In this capacity, he helped the Town of Taber develop an energy management plan and supported significant projects. For example, Blake helped bring thirteen electric vehicle charging stations to Taber and supported the Aquafun Centre’s combined heat and power (CHP) half million dollar installation. He also made LED and smart thermostat upgrades in several facilities, enrolled Taber in the Demand Response Program, and helped procure an electric ice resurfacer.
We interviewed Blake shortly before he started his permanent position with the Town of Taber, after he was awarded Municipal Energy Manager of the Year by the Municipal Climate Change Action Centre.
What drew you to this role?
I previously worked for the Town of Taber as the engineering technologist and I basically was approached by the Director of Engineering and Public Works to jump into this role. I really enjoy working for the municipality, so, for me, it was “how can I continue to help”?
There was already quite a big list of things to look into when I started. We have a bunch of aging buildings, I want to say close to 40 in our portfolio. There was a need to look at some of these facilities a little bit closer and see what we can do there for energy savings.
What are you most proud of having accomplished so far?
In terms of the role, there’s a lot more awareness of it now. Different departments come to me to say, hey, can we look at maybe doing something different? This piece of equipment is aging, we’re looking to replace it. What can we do that’s more energy efficient? Awareness within the municipality is huge now, whereas we didn’t really have those conversations before.
One of the things we’ve been able to do so far is get a project off the ground for a ground-mounted solar installation. It’s the first that’s tied to a town-owned facility. We’re proud of that.
What kind of impact has all this work contributed to?
With the projects we’ve completed to date that equates to an 18 per cent reduction in greenhouse gas emissions within the Town of Taber. And a twenty-something percent reduction in electricity usage. It’s quite substantial. There’s a lot more work that we can do, but it’s a great start. Council and Administration are both on board to continue with these kinds of projects. So yeah, moving forward, it’s just continuing on with that work. We’re quite proud of it for sure.
When you think back on the projects you’ve completed, and think about the town as a whole, what’s the difference that you see in Taber now?
One of the key pieces is our pool facility’s [combined heat and power generation units]. They are 35 kiloWatt. As you go through town, you can see them.

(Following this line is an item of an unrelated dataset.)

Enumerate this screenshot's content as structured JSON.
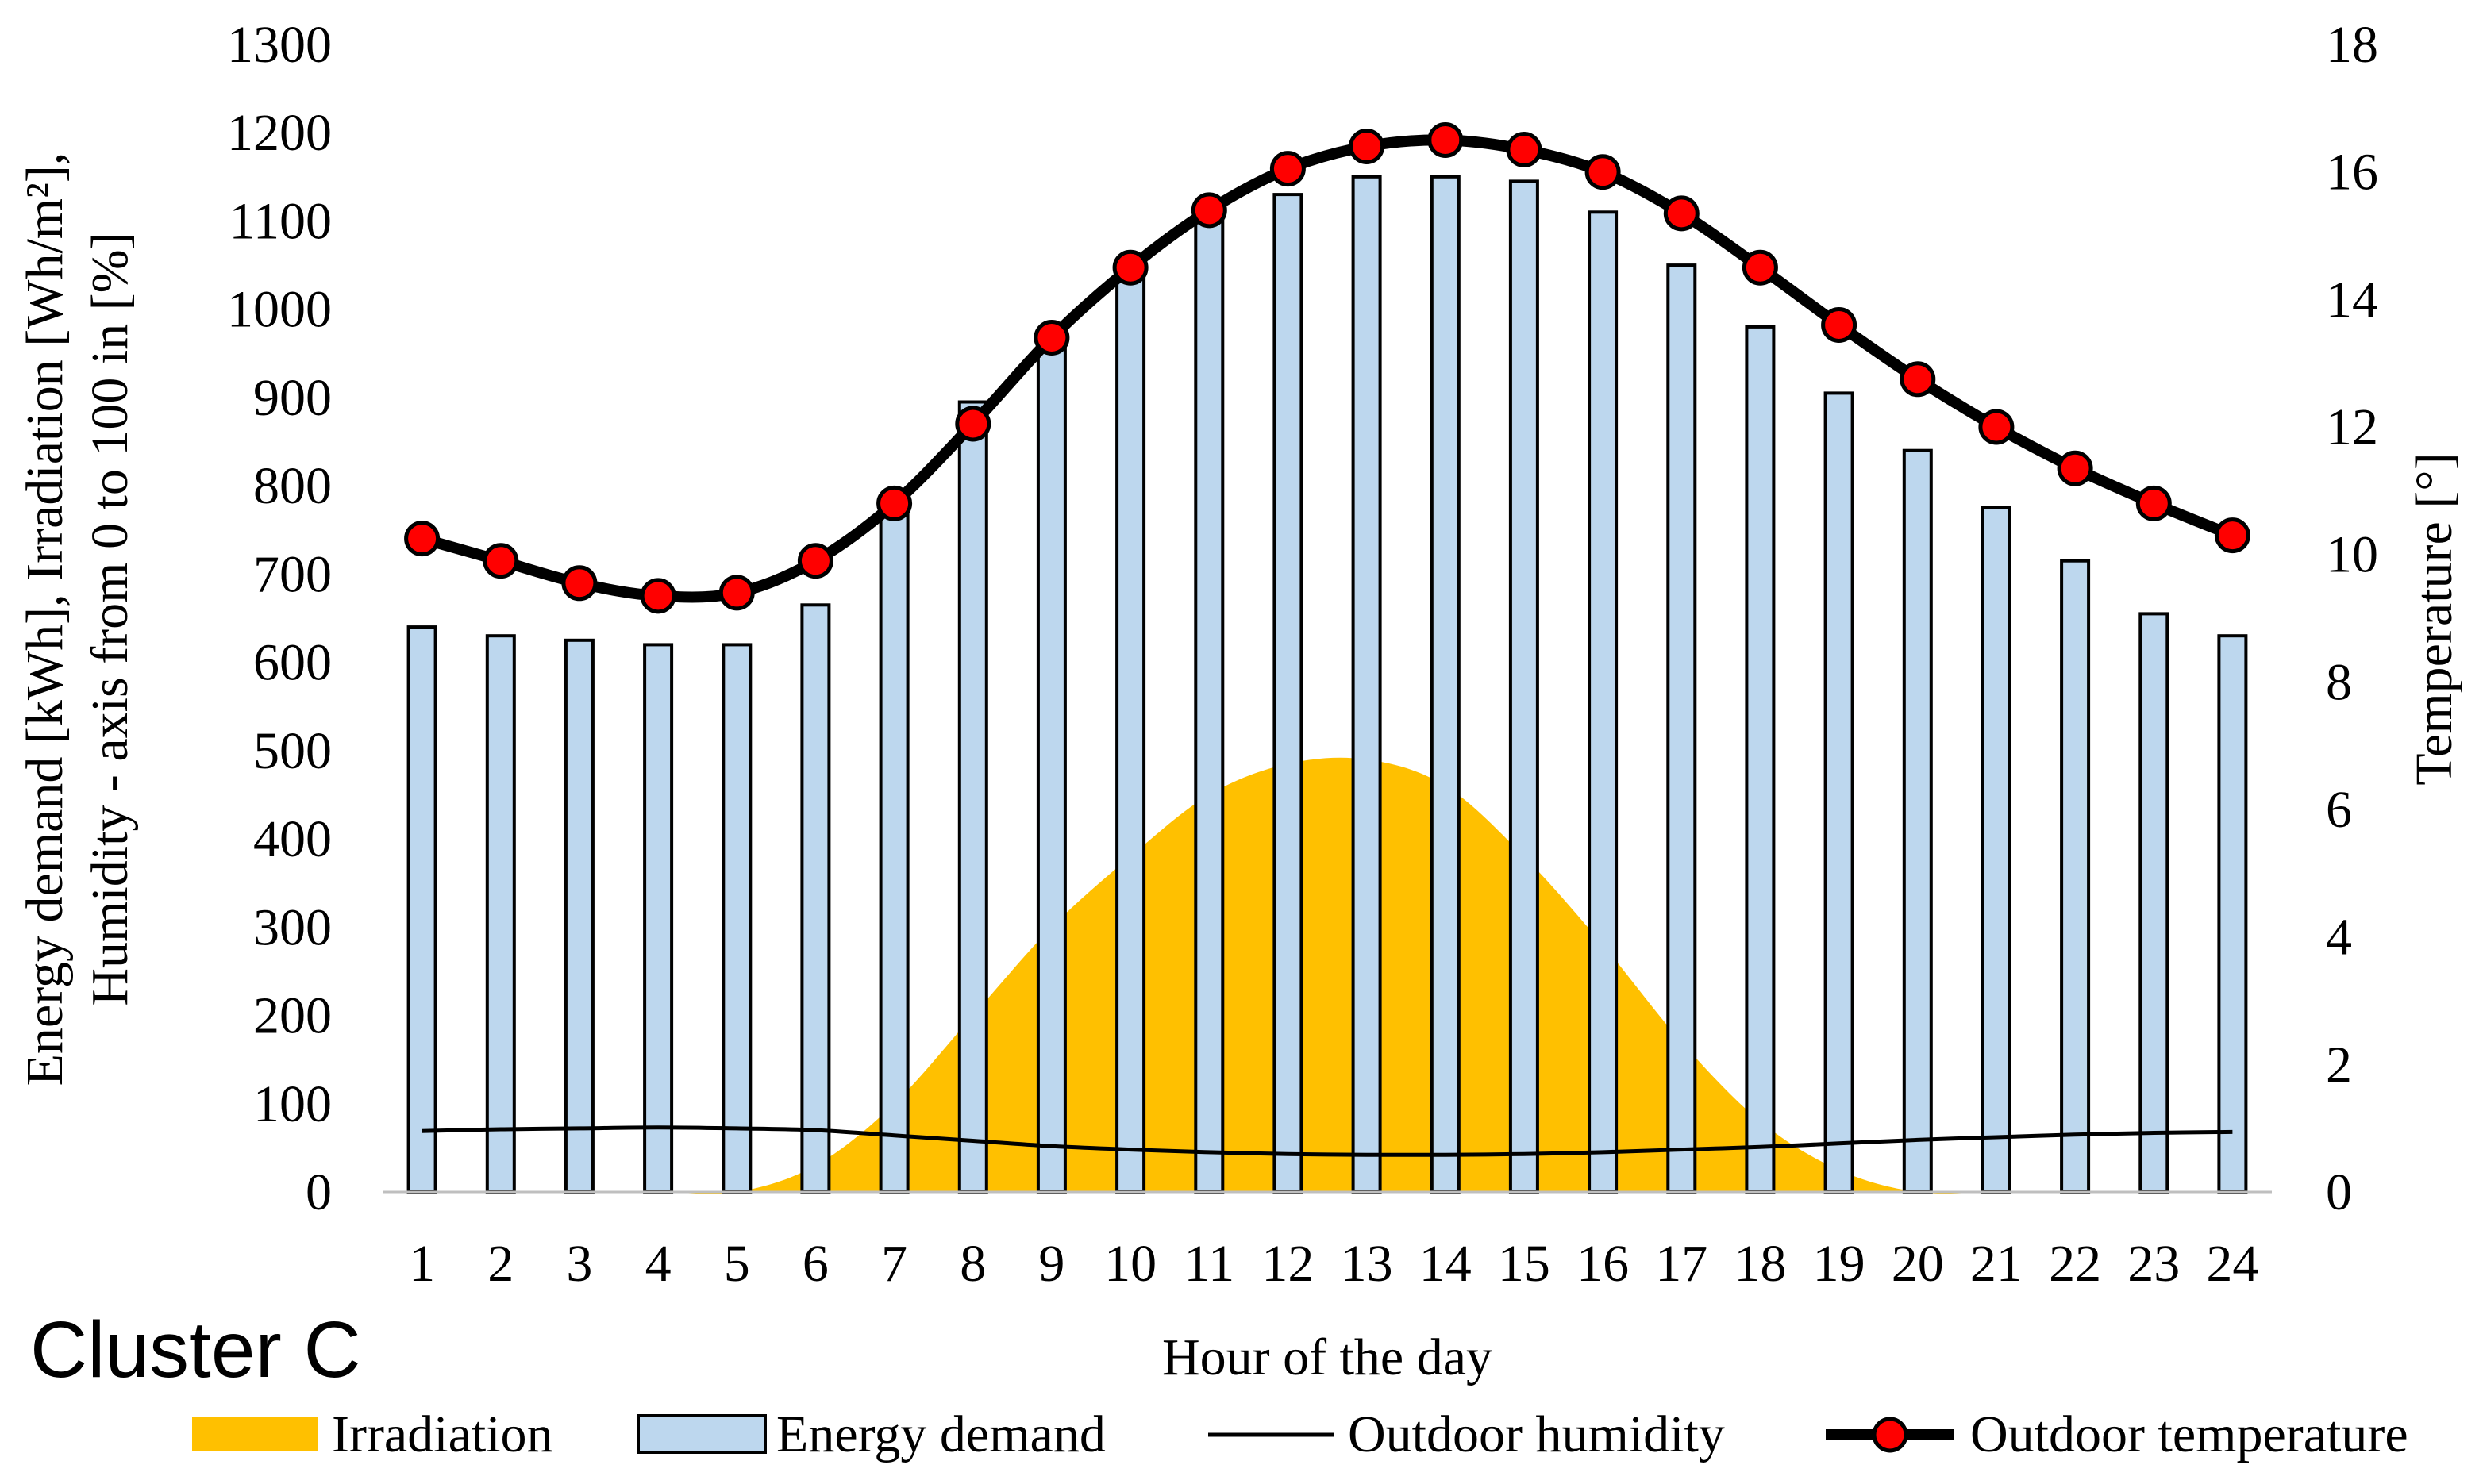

It’s tough to tell what it is unless you know, but it’s a good little reminder to me when I’m driving into work of what we’ve done so far.
On the administration side, for us, it’s finding the reductions in our utility bills, because, you know, energy prices are going up, so we have to try to offset that somehow. A lot of the work we’re doing now is accomplishing that. And then we are working on a Clean Energy Improvement Program, as well, for residents to take advantage of some of the clean energy technology that’s out there. There’s a lot of noise about that within the community, so we’re happy to be able to help with that as well.
It’s been really good. We’ve had buy in from Council and Administration. And yeah, we’ve been happy with the progress we’ve made and moving forward as well.